Migraine with aura (also called classic migraine) is a recurring headache that strikes after or at the same time as sensory disturbances called aura. These disturbances can include flashes of light, blind spots and other vision changes or tingling in your hand or face.
Treatments for migraine with aura and migraine without aura (also called common migraine) are usually the same. You can try to prevent migraine with aura with the same medications and self-care measures used to prevent migraine.
Migraine aura symptoms include temporary visual or other disturbances that usually strike before other migraine symptoms — such as intense head pain, nausea, and sensitivity to light and sound.
Migraine aura usually occurs within an hour before head pain begins and generally lasts less than 60 minutes. Sometimes migraine aura occurs with little or no headache, especially in people age 50 and older.
Visual signs and symptoms
Most people who have migraine with aura develop temporary visual signs and symptoms. which tend to start in the center of the field of vision and spread outward. These might include:
- Blind spots (scotomas), which are sometimes outlined by simple geometric designs
- Zigzag lines that gradually float across your field of vision
- Shimmering spots or stars
- Changes in vision or vision loss
- Flashes of light
Other temporary disturbances sometimes associated with migraine aura include:
- Numbness, typically felt as tingling in one hand or on one side of your face that may spread slowly along a limb
- Speech or language difficulty
- Muscle weakness
When to see a doctor
See your doctor immediately if you have the signs and symptoms of migraine with aura, such as temporary vision loss or floating spots or zigzag lines in your field of vision. Your doctor will need to rule out more-serious conditions, such as a stroke or retinal tear.
The cause of migraine with aura isn't entirely understood. There is evidence that the migraine with visual aura is like an electrical or chemical wave that moves across the part of your brain that processes visual signals (visual cortex) and causes these visual hallucinations.

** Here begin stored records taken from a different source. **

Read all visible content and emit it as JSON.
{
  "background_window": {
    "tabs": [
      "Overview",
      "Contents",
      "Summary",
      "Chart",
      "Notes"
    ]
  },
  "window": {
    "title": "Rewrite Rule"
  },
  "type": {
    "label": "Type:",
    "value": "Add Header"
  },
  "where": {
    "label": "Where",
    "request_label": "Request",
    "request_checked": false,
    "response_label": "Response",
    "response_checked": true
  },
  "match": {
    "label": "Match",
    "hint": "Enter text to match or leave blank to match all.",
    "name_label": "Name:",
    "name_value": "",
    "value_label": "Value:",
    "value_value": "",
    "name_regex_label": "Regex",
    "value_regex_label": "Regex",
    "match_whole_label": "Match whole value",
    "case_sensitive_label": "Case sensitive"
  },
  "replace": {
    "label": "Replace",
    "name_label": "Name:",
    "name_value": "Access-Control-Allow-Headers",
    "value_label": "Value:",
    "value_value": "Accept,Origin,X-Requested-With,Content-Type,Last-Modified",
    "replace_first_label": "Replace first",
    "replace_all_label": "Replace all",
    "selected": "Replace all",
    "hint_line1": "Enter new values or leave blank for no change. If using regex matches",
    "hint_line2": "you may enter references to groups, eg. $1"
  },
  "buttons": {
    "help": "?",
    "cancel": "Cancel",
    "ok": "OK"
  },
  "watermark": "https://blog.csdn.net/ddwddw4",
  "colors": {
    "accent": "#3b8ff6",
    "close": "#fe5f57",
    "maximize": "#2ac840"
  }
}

Many of the same factors that trigger migraine can also trigger migraine with aura, including stress, bright lights, some foods and medications, too much or too little sleep, and menstruation.
Although no specific factors appear to increase the risk of migraine with aura, migraines in general seem to be more common in people with a family history of migraine. Migraines are also more common in women than in men.
People who have migraine with aura are at a mildly increased risk of stroke.